In its letter, KCG argued that “the interdealer segment of the market is more transparent, competitive and accessible while the dealer-to-client segment of the market is still opaque, bilateral, and dominated by a handful of banks despite their reduced intermediation
KCG insists that the outdated two-tiered market structure needs to evolve toward an all-to-all market ecosystem where buy-side and sell-side participants interact with one another, which will attract new sources of capital from smaller liquidity providers.
“The key to making meaningful improvements to the U.S. Treasury market is providing regulators and market participants with greater pre-trade and post-trade transparency,” wrote KCG.
While Treasury’s Weiss stated that responses to the RFI expressed broad support for more comprehensive reporting to regulators, not everyone wants to see more data reported to the public. Several banks expressed concern that a real-time public feed like
TRACE could impact their ability to hedge and facilitate trades.
Asset Management Group of SIFMA (AMG), responsible for over $34 trillion in global assets under management, urged regulators to prioritize the official sector reporting, but to hold off on public -reporting until after careful study and articulation of
public policy goals. This is to avoid any “unintended consequences for asset managers that rely on the Treasury cash instruments, wrote AMG. If the Treasury decides to proceed with public reporting, AMG raised concerns about dissemination of block trade
information, noting that it should be done on a delayed or masked basis similar to the way other reporting regimes handle block data. The buy-side organization also warned policymakers about disseminating data on block trades in less liquid, off-the run securities,
or anything that could cause a reduction in liquidity from banks. Publishing real-time data could benefit investors in terms of negotiating better prices from brokers.
“We need to leverage technology to bring pre-trade transparency to the decision making process,” wrote Eric Noll, President and CEO of
Convergex, an institutional broker-dealer. “While price and trade data exists for the electronic trading of U.S. Treasuries in the secondary IDB market, dealer trades with investors do not have the same level of transparency,”
wrote Noll. “Price and trade data are available from IDBs for a fee, but no such data is provided by the dealers, thus leaving a void in overall information,” wrote Noll. The solution, he suggested, is to require all systemically important market makers and
IDBs contributing to a consolidated pricing mechanism for all participants to see. This should have the effect of facilitating competition and narrowing spreads,” urged Noll.
However, some have argued that retail investors can go to free sites like Yahoo! Bloomberg and CNBC to obtain Treasury trade data.
Transparency Has Unintended Consequences
Since principal trading by banks is important to the Treasury market for risk transfer, Noll agreed it makes sense to delay the reporting of large trades rather than report them in real time. This would avoid the “unintended consequence” of causing banks
to curtail their ability to warehouse risk, wrote Convergex’s CEO.

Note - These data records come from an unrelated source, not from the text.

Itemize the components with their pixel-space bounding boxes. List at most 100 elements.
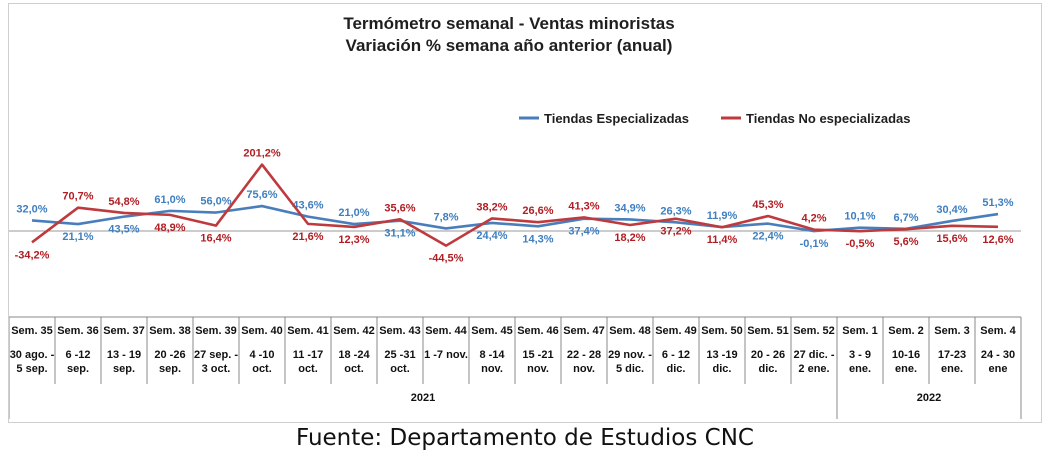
category-date-label: oct. xyxy=(390,363,410,375)
data-label-especializadas: 21,1% xyxy=(62,231,93,243)
data-label-no-especializadas: -34,2% xyxy=(15,249,50,261)
category-date-label: 6 - 12 xyxy=(662,349,690,361)
category-week-label: Sem. 1 xyxy=(842,325,877,337)
category-week-label: Sem. 50 xyxy=(701,325,743,337)
category-week-label: Sem. 36 xyxy=(57,325,99,337)
category-date-label: 17-23 xyxy=(938,349,966,361)
category-week-label: Sem. 4 xyxy=(980,325,1016,337)
category-week-label: Sem. 47 xyxy=(563,325,605,337)
category-week-label: Sem. 35 xyxy=(11,325,53,337)
data-label-especializadas: -0,1% xyxy=(800,238,829,250)
line-chart: Termómetro semanal - Ventas minoristas V… xyxy=(9,14,1022,419)
category-week-label: Sem. 48 xyxy=(609,325,651,337)
category-date-label: dic. xyxy=(759,363,778,375)
data-label-especializadas: 6,7% xyxy=(893,212,918,224)
category-date-label: ene. xyxy=(849,363,871,375)
data-label-no-especializadas: 18,2% xyxy=(614,232,645,244)
data-label-no-especializadas: 12,3% xyxy=(338,234,369,246)
year-group-label: 2021 xyxy=(411,392,435,404)
data-label-no-especializadas: 45,3% xyxy=(752,199,783,211)
chart-frame: Termómetro semanal - Ventas minoristas V… xyxy=(8,3,1042,423)
category-date-label: 27 dic. - xyxy=(794,349,835,361)
data-label-especializadas: 26,3% xyxy=(660,205,691,217)
data-label-no-especializadas: 38,2% xyxy=(476,201,507,213)
data-label-no-especializadas: 54,8% xyxy=(108,196,139,208)
legend-label-especializadas: Tiendas Especializadas xyxy=(544,111,689,126)
category-date-label: 6 -12 xyxy=(65,349,90,361)
category-date-label: 8 -14 xyxy=(479,349,505,361)
category-date-label: nov. xyxy=(527,363,549,375)
data-label-no-especializadas: 37,2% xyxy=(660,226,691,238)
category-date-label: dic. xyxy=(667,363,686,375)
category-week-label: Sem. 38 xyxy=(149,325,191,337)
data-label-no-especializadas: 70,7% xyxy=(62,191,93,203)
category-date-label: nov. xyxy=(481,363,503,375)
data-label-no-especializadas: 21,6% xyxy=(292,231,323,243)
data-label-especializadas: 10,1% xyxy=(844,211,875,223)
category-date-label: 25 -31 xyxy=(384,349,415,361)
category-date-label: 5 dic. xyxy=(616,363,644,375)
category-date-label: dic. xyxy=(713,363,732,375)
category-week-label: Sem. 2 xyxy=(888,325,923,337)
category-axis-table: Sem. 35 30 ago. - 5 sep. Sem. 36 6 -12 sep. Se… xyxy=(9,316,1022,419)
category-date-label: 4 -10 xyxy=(249,349,274,361)
category-week-label: Sem. 40 xyxy=(241,325,283,337)
data-label-no-especializadas: 15,6% xyxy=(936,233,967,245)
data-label-no-especializadas: 16,4% xyxy=(200,233,231,245)
data-label-especializadas: 75,6% xyxy=(246,189,277,201)
data-label-especializadas: 32,0% xyxy=(16,203,47,215)
plot-area: 32,0% 21,1% 43,5% 61,0% 56,0% 75,6% 43,6% 21,0%… xyxy=(9,148,1021,265)
category-week-label: Sem. 39 xyxy=(195,325,237,337)
data-label-no-especializadas: 35,6% xyxy=(384,202,415,214)
source-note: Fuente: Departamento de Estudios CNC xyxy=(295,425,754,451)
category-date-label: ene. xyxy=(941,363,963,375)
data-label-especializadas: 14,3% xyxy=(522,233,553,245)
category-date-label: 27 sep. - xyxy=(194,349,238,361)
category-week-label: Sem. 3 xyxy=(934,325,969,337)
category-date-label: 3 oct. xyxy=(202,363,231,375)
category-week-label: Sem. 42 xyxy=(333,325,375,337)
chart-title: Termómetro semanal - Ventas minoristas xyxy=(343,14,674,33)
category-date-label: 2 ene. xyxy=(798,363,829,375)
category-date-label: nov. xyxy=(573,363,595,375)
category-week-label: Sem. 43 xyxy=(379,325,421,337)
category-date-label: ene xyxy=(989,363,1008,375)
category-date-label: sep. xyxy=(159,363,181,375)
category-date-label: 13 -19 xyxy=(706,349,737,361)
year-group-label: 2022 xyxy=(917,392,941,404)
data-label-especializadas: 61,0% xyxy=(154,194,185,206)
category-date-label: ene. xyxy=(895,363,917,375)
data-label-especializadas: 30,4% xyxy=(936,204,967,216)
data-label-especializadas: 43,5% xyxy=(108,224,139,236)
data-label-no-especializadas: 4,2% xyxy=(801,213,826,225)
data-label-especializadas: 56,0% xyxy=(200,196,231,208)
category-date-label: 18 -24 xyxy=(338,349,370,361)
category-date-label: 20 -26 xyxy=(154,349,185,361)
data-label-especializadas: 43,6% xyxy=(292,200,323,212)
category-week-label: Sem. 45 xyxy=(471,325,513,337)
data-label-no-especializadas: 5,6% xyxy=(893,236,918,248)
category-week-label: Sem. 51 xyxy=(747,325,789,337)
data-label-especializadas: 7,8% xyxy=(433,211,458,223)
data-label-no-especializadas: 48,9% xyxy=(154,222,185,234)
category-date-label: oct. xyxy=(344,363,364,375)
legend: Tiendas Especializadas Tiendas No especi… xyxy=(519,111,911,126)
series-line-no-especializadas xyxy=(31,163,999,247)
data-label-especializadas: 24,4% xyxy=(476,230,507,242)
category-date-label: sep. xyxy=(113,363,135,375)
category-date-label: 5 sep. xyxy=(16,363,47,375)
category-date-label: 10-16 xyxy=(892,349,920,361)
data-label-especializadas: 37,4% xyxy=(568,226,599,238)
data-label-especializadas: 34,9% xyxy=(614,202,645,214)
data-label-no-especializadas: 11,4% xyxy=(707,234,738,246)
chart-subtitle: Variación % semana año anterior (anual) xyxy=(346,36,673,55)
category-date-label: 1 -7 nov. xyxy=(424,349,468,361)
category-week-label: Sem. 37 xyxy=(103,325,145,337)
category-date-label: oct. xyxy=(252,363,272,375)
category-date-label: 29 nov. - xyxy=(608,349,652,361)
data-label-especializadas: 31,1% xyxy=(384,228,415,240)
category-date-label: 15 -21 xyxy=(522,349,553,361)
category-date-label: 11 -17 xyxy=(293,349,324,361)
data-label-no-especializadas: -44,5% xyxy=(429,253,464,265)
category-date-label: 3 - 9 xyxy=(849,349,871,361)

Another complication in terms of trade reporting is that certain institutions who actively trade U.S. Treasury securities, such as high frequency trading firms, are not members of FINRA. But the agencies will develop a plan to collect data from these firms,
and are discussing the idea of registering principal traders.
Treasury’s Weiss seemed optimistic about obtaining more comprehensive official sector access to U.S. Treasury cash market data. Building on the consensus, Weiss said that officials at Treasury and the SEC are committed to having a comprehensive plan to
collect cash market data in place by year-end.